King previously dealt with this issue as the chief legal officer at Avvo. He says the enforcement of ad rules in this space is hard because it can be difficult to know when a post is ghostwritten, and regulators don’t focus these on infractions.

Josh King, general counsel of RealSelf

The latter point is backed up by a 2015 report from APRL, which surveyed state disciplinary authorities in 34 of 51 U.S. jurisdictions.

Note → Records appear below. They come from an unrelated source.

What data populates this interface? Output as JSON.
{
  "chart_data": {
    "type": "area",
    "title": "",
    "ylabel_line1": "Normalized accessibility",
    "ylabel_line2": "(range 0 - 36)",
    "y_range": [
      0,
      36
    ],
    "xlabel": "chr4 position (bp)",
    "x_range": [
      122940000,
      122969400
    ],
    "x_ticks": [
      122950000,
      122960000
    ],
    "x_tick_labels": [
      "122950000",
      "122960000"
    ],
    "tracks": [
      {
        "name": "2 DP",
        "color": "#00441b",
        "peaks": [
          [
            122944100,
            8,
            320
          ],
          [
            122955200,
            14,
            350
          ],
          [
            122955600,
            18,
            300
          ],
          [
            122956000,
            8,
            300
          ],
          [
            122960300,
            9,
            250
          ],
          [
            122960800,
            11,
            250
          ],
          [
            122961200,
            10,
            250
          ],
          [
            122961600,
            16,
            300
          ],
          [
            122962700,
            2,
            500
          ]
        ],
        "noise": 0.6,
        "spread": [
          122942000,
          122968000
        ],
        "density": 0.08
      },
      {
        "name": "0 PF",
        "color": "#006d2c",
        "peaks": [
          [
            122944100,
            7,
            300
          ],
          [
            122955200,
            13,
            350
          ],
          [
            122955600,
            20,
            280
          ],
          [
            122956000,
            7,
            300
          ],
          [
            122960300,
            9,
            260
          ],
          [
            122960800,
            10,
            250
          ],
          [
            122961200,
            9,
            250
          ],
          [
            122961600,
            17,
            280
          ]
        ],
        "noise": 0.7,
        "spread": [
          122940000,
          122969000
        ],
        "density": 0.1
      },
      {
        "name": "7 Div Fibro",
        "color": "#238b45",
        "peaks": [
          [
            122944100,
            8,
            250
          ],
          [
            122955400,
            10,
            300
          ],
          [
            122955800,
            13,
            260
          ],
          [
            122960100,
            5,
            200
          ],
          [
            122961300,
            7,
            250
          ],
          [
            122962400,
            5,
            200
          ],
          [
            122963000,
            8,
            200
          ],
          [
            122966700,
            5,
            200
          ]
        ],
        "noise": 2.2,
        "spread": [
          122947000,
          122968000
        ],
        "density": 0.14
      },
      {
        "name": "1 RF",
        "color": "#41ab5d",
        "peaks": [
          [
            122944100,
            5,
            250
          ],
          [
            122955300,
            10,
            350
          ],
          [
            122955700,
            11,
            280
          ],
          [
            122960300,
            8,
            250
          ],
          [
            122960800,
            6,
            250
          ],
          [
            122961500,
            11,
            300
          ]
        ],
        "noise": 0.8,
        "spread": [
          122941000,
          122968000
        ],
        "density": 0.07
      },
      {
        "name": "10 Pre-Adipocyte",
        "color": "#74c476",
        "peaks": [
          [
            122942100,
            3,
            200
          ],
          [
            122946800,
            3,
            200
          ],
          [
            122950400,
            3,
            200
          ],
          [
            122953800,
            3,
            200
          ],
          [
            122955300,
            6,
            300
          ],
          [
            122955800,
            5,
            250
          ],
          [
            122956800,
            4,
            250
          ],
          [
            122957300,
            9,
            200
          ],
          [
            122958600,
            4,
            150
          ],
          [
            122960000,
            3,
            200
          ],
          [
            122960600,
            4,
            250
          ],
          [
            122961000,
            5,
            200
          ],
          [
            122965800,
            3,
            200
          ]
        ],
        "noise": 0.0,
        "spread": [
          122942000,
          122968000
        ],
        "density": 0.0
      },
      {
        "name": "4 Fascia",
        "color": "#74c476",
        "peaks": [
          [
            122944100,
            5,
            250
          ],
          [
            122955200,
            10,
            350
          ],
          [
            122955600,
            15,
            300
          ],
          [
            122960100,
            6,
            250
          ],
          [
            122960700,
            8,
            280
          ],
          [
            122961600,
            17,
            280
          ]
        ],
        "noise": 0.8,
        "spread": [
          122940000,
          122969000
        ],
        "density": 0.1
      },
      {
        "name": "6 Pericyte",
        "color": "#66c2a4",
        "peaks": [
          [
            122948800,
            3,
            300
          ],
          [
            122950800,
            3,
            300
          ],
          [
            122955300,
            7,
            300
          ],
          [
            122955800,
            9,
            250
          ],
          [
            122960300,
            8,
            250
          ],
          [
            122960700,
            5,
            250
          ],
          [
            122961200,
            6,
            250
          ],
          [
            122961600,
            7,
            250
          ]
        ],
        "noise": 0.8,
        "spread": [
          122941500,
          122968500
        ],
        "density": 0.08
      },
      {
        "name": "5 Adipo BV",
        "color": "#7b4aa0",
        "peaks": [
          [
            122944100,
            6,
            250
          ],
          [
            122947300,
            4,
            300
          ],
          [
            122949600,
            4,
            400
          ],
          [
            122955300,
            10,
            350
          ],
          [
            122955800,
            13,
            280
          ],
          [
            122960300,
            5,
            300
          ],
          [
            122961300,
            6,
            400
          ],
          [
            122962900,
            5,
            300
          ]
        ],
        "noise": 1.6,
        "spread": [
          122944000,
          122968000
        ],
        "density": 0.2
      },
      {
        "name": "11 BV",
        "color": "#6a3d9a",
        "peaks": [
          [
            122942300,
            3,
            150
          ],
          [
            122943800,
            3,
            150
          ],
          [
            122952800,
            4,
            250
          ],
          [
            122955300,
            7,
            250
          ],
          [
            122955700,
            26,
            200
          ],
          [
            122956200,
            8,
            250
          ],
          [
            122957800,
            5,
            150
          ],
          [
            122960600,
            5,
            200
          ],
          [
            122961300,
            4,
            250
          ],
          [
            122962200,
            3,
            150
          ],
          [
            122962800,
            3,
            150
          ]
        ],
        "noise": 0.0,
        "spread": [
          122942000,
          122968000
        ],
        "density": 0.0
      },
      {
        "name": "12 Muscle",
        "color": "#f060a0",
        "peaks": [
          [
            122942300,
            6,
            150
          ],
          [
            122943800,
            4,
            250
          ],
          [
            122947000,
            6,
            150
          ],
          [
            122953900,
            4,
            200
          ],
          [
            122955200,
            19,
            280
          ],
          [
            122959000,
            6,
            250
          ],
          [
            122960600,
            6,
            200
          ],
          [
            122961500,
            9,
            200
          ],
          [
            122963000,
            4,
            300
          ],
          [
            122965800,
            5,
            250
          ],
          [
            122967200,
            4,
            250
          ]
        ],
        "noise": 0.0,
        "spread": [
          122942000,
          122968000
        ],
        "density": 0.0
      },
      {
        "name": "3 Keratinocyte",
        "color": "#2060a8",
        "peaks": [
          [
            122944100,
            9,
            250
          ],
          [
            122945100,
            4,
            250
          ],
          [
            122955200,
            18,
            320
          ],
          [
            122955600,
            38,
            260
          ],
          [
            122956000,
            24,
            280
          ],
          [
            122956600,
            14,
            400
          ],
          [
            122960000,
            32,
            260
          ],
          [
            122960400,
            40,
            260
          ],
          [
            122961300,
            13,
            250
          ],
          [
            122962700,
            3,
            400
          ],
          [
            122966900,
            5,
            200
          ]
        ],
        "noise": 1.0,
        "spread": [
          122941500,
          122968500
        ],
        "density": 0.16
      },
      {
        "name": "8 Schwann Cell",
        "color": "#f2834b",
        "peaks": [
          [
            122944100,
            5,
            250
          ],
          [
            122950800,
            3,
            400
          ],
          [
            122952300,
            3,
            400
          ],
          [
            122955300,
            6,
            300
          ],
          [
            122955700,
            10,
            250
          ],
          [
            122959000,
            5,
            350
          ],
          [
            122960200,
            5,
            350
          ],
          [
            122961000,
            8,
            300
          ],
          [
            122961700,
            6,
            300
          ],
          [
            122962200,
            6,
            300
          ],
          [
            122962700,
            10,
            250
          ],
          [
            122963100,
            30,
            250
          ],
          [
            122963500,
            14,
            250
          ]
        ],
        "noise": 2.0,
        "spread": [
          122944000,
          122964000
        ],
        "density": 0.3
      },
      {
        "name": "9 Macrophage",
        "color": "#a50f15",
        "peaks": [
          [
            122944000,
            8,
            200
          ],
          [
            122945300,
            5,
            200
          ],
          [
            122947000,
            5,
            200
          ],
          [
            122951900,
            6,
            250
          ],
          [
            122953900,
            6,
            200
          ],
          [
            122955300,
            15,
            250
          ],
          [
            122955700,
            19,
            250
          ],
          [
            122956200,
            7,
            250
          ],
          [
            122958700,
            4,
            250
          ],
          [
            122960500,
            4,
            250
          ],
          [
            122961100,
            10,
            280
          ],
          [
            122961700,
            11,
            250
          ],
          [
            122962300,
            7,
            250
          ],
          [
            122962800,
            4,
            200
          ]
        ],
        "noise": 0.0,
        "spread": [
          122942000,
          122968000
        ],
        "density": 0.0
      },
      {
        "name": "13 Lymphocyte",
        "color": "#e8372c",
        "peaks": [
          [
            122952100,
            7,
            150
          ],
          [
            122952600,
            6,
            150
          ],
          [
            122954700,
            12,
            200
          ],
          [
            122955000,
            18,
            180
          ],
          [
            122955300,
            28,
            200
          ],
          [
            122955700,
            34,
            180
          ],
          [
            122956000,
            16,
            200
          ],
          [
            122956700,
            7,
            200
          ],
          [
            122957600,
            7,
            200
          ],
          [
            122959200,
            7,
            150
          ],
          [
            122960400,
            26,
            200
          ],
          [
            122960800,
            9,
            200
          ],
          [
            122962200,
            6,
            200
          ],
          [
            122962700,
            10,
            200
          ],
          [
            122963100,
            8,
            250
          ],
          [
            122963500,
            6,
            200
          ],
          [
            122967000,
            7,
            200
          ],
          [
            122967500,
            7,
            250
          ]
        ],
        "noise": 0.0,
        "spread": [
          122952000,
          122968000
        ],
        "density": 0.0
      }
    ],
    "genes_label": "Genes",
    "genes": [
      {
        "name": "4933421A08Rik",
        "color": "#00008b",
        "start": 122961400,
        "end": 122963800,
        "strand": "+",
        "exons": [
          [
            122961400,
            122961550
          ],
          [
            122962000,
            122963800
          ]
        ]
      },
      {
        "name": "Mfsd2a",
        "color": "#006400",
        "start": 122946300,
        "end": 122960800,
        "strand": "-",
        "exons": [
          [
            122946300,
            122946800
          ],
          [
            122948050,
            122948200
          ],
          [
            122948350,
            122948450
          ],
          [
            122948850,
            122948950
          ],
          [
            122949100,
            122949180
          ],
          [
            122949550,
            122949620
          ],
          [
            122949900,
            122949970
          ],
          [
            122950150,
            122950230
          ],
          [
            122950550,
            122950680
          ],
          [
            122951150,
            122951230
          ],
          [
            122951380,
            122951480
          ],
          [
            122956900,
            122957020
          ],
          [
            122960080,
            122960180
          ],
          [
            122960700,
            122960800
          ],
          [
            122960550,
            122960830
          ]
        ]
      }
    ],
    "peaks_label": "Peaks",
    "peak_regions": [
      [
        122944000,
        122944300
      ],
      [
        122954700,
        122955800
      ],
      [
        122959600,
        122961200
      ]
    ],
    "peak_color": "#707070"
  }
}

“In particular, state bars have insufficient resources to monitor all lawyer advertising and maintain consistent enforcement,” reads the report. “Lawyer advertising is viewed by many bar regulators as a low-level problem.”

When there was a complaint, which the report found usually came from other attorneys and not consumers, the regulator would “just call a person and have them change it,” Shely says.

In a 2014 article on Ohio legal ethics, attorney Kailee Goold concluded that ghostwriting raises ethical concerns, but pointed out there isn’t much official guidance, which is still true nearly five years later.

In this vacuum, O’Keefe at LexBlog thinks it is incumbent on the profession to make the next move.

“I would welcome a lawyer, law school or a law student to ask a bar for an advisory opinion so as to protect the public and put an end to such unethical conduct,” he says.